Тепло было. Мы сушились на солнце.
Больной повеселел, счастливый, что не погиб. Когда поехали, рассказал мне в тот день, за что его взяли.
Хорошо ему жилось на воле! Приезжал на маленький разъезд Транссибирской магистрали, платил какой-нибудь женщине три-пять рублей, чтобы пустила на два-три дня. Не спеша проходил мимо остановившегося товарного состава. Обходчики постукивали по тормозам, внимания на него не обращали. А он, проходя мимо состава, нюхал — не пахнет
А когда стемнеет, прилично одевался, с внутренней стороны пиджака подвешивал топорик, молоток, а гвозди в кармане. Находил состав на запасных путях, влезал на тормозную площадку. А там на двери в вагон есть дощечки, планочки короткие, он их поддевал топориком, они отходили, повисали на гвозде. Он пролезал внутрь, а планочки ставил на место, чтобы отверстие не зияло.

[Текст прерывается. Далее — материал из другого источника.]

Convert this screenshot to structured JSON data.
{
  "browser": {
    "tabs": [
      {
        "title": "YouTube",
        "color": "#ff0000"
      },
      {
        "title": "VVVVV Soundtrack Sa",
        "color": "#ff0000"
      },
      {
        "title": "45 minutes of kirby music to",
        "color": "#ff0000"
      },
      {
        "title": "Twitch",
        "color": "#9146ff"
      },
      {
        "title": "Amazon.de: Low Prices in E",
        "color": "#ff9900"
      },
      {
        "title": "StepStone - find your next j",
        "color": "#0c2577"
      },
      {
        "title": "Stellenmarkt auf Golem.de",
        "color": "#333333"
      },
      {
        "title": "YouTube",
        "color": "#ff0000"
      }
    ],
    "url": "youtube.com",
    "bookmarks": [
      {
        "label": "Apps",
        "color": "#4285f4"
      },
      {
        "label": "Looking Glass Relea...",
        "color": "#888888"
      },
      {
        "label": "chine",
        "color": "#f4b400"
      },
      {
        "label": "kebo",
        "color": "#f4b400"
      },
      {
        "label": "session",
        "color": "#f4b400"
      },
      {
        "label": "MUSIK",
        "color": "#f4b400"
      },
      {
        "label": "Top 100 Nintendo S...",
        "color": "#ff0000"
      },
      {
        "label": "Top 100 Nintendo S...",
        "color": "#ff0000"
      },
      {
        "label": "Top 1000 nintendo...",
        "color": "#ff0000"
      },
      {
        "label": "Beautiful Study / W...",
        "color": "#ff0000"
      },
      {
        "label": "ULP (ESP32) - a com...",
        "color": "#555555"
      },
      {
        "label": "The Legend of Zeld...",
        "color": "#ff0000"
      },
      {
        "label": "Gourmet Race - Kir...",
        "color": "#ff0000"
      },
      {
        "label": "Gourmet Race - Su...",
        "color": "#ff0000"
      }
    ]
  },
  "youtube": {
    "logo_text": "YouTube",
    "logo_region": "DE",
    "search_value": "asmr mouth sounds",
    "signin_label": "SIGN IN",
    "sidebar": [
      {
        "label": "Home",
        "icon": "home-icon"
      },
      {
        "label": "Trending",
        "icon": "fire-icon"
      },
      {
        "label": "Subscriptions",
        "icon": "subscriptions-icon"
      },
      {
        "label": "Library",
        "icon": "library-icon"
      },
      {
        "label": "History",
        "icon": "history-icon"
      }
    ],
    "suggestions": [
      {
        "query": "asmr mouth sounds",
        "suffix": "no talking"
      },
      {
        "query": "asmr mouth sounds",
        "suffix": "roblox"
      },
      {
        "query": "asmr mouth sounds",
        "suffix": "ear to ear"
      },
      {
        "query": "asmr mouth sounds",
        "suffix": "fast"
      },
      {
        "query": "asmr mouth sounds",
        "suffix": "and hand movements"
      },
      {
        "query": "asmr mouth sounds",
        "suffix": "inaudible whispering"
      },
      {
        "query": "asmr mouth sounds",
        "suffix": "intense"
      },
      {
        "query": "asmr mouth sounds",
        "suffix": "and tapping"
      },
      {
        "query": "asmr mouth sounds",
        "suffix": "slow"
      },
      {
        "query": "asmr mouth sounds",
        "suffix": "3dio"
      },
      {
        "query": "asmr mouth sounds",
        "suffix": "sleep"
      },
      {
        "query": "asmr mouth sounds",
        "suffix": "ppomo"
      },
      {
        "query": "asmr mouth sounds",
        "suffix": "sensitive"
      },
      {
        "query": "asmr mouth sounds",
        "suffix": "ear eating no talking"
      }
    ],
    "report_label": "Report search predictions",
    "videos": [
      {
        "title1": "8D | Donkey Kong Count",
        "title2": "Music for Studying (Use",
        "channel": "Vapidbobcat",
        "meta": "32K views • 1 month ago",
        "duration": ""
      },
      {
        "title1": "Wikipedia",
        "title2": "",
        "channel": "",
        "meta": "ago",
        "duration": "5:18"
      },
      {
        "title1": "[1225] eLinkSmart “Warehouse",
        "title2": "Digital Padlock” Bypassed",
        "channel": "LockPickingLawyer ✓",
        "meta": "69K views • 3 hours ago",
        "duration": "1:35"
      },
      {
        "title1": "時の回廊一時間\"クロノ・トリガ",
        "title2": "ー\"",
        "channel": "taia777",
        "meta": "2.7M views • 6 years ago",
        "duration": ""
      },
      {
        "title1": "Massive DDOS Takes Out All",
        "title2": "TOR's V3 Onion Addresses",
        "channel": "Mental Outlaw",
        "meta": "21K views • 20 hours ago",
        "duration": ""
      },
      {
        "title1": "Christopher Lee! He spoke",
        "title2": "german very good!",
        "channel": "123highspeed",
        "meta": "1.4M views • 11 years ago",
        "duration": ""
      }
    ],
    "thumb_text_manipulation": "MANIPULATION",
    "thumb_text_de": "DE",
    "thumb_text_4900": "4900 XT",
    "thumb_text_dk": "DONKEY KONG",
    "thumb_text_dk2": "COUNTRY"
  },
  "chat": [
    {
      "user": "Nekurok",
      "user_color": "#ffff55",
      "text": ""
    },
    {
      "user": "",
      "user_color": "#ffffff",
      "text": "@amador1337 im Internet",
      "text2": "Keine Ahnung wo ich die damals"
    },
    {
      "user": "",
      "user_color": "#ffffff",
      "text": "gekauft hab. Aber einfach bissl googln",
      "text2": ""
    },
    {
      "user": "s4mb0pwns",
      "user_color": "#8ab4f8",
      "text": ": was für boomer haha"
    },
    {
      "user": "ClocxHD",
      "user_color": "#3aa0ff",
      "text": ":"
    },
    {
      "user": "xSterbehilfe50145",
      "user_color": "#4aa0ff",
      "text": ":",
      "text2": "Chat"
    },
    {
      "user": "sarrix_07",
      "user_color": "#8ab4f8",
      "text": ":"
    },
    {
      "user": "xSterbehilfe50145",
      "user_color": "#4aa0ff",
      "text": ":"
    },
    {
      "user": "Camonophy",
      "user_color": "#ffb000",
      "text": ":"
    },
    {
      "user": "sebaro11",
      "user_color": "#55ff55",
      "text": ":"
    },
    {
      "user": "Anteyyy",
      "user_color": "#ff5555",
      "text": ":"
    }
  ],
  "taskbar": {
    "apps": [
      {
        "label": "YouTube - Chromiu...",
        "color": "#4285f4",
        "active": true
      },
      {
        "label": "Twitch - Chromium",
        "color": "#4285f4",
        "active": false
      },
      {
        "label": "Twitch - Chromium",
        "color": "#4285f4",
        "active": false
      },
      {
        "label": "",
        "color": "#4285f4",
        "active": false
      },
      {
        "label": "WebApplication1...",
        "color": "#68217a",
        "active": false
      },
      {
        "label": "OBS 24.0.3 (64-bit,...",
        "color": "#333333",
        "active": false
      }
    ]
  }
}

Шел по вагону. Там бывало навалено рулонов! — пройти трудно. В темноте он нюхал их, хлопок не брал. Искал крепдешин, шелка. Шелка упакованы были меньшими штуками, он брал две штуки. Затем подходил к проему, выглядывал — тихо ли? Обычно на полустанке — ни звука, тишина.
Вылезал, осторожно заделывал дыру, шел к бабе, у которой остановился, укладывал рулоны в чемоданы и утром первым поездом уезжал к своей скупщице. Та очень наживалась. Если метр крепдешина стоил девять рублей, — она давала ему рубль за метр. Торговались. Он получал деньги после того, как помогал ей нарезать куски по три и три с половиной метра. Эти отрезы она отдавала своим подручным бабам, которые их продавали на толкучках.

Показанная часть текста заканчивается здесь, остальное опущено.